In losing the muscle his body demanded a lot fewer calories every day to function. He however did not properly adjust his gorging habits for the change in his metabolic rate (bear in mind to maintain every pound of muscle you will demand another 50 calories a day).
So he began putting away a lot of meals as fat. Hence to those unaware of how the body really works it looked like his muscle had turned into fat. Lifting weights and Building up muscle does not help you lose fat This is another familiar myth; folks understand to burn off fat you should concentrate all your labors on cardio.
Don’t forget this though: The SINGLE most important thing to do to prevent later fat gains is to make sure you keep all your muscle intact (or to increase it!). If your cutting your calories (which you must do very moderately to lose fat and prevent the starvation response) and not lifting weights it is out of the question to keep all your muscle intact.
Don’t forget that muscle is important in keeping your metabolism revving like a well oiled engine.
A loss of muscle even if you have adjusted your eating sensibly so as not to invoke the starvation response will impact your metabolism, meaning rebound weight gain will be more likely. Therefore to maximize your metabolism and decrease the chance of later weight gain lifting weights is an ideal solution to not only build some attractive muscles but also to keep the fat off for good. Another positive result of lifting weights is that your metabolism is raised for a full 24 hours after you have ended. This happens with cardio but for only 3-4 hours: basically weight lifting is crucial to a lean body!
Many folks (mainly women) wrongly assume that if they start lifting weights they will immediately start looking like they could present oneself on the front of body building magazine: they worry that they will look too big. Now there are many reasons why this fear is ungrounded:
1. For women, muscle gain is difficult because they have very little of the muscle building bodily chemical testosterone; they have as much as 10 times less than men. For this reason if you are women and interested about looking big it is highly improbable.

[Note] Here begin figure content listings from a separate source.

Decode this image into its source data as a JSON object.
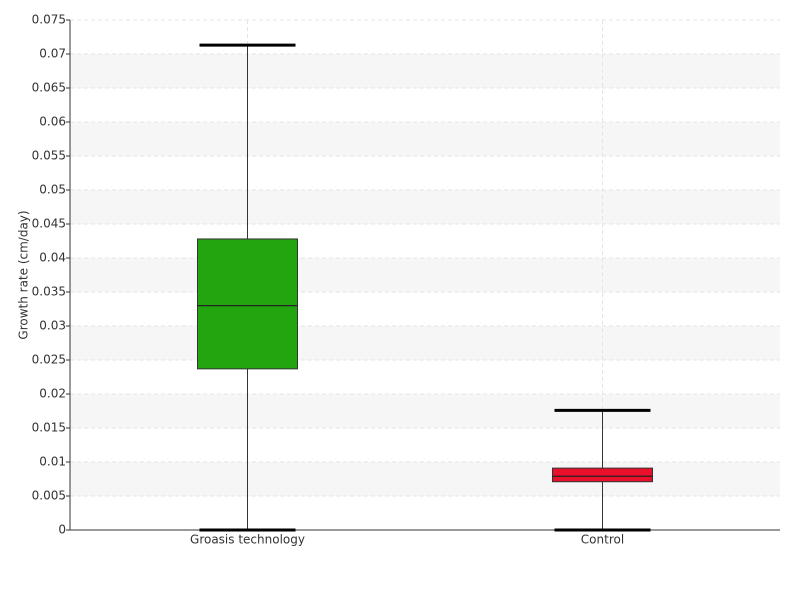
{
  "chart_data": {
    "type": "box",
    "y_label": "Growth rate (cm/day)",
    "categories": [
      "Groasis technology",
      "Control"
    ],
    "boxes": [
      {
        "low": 0,
        "q1": 0.0237,
        "median": 0.033,
        "q3": 0.0428,
        "high": 0.0713,
        "color": "#22a50e"
      },
      {
        "low": 0,
        "q1": 0.0071,
        "median": 0.0079,
        "q3": 0.0091,
        "high": 0.0176,
        "color": "#e8102a"
      }
    ],
    "ylim": [
      0,
      0.075
    ],
    "yticks": [
      0,
      0.005,
      0.01,
      0.015,
      0.02,
      0.025,
      0.03,
      0.035,
      0.04,
      0.045,
      0.05,
      0.055,
      0.06,
      0.065,
      0.07,
      0.075
    ],
    "grid": true
  }
}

If you do start assuming your muscles are bigger than you like, start lowering the amount you are lifting and upping the number of reps. Also muscle is very dense, so if anything having gained muscle and lost fat you will look reduced than you did before.
2. Most of these bodybuilders spend most of their time lifting weights, taking steroids and other muscle enhancing drugs and are very genetically gifted. It would be very improbable even if you followed exactly what they did to replicate their success because you do not share their great genetics.
It is improbable that you share their great genetics; you would already be in great shape with very little energy: as your reading this I will assume that is not the case.
3. To put on a lot of muscle takes a lot of meals. To put on muscle you must be taking in a lot of energy (especially protein) to rebuild the damaged muscles after you have worked out. For this reason unless you are new to lifting weights it is very difficult to both lose fat and build muscle.
For this reason body builders have two seasons; one season (the off season) where they gorge like horses to put on as much muscle as entirely possible! And a season prior to contests (contest season) where they strip all the fat that they have put on during the off season. This is one of the draw backs of the off season; to productively build a lot of muscle they must suffer also gains in fat, this is inevitable.
In the time of the contest season male bodybuilders and fitness models can get down to 4 % -6 % body fat and female body builder and fitness models down to 8 % -12 % body fat.
While the rest of the world is getting fatter on low calorie starvation the body builders do the same things year in year out to get lean and fat free.
They utilize the correct nutrition, weight exercising and cardio to rev their metabolism and hold onto all their hard earned muscle they have put on during the off season.
To study all the fat burning mysteries of the world’s best body builders and fitness models you MUST read ‘Burn the Fat, Feed the Muscle.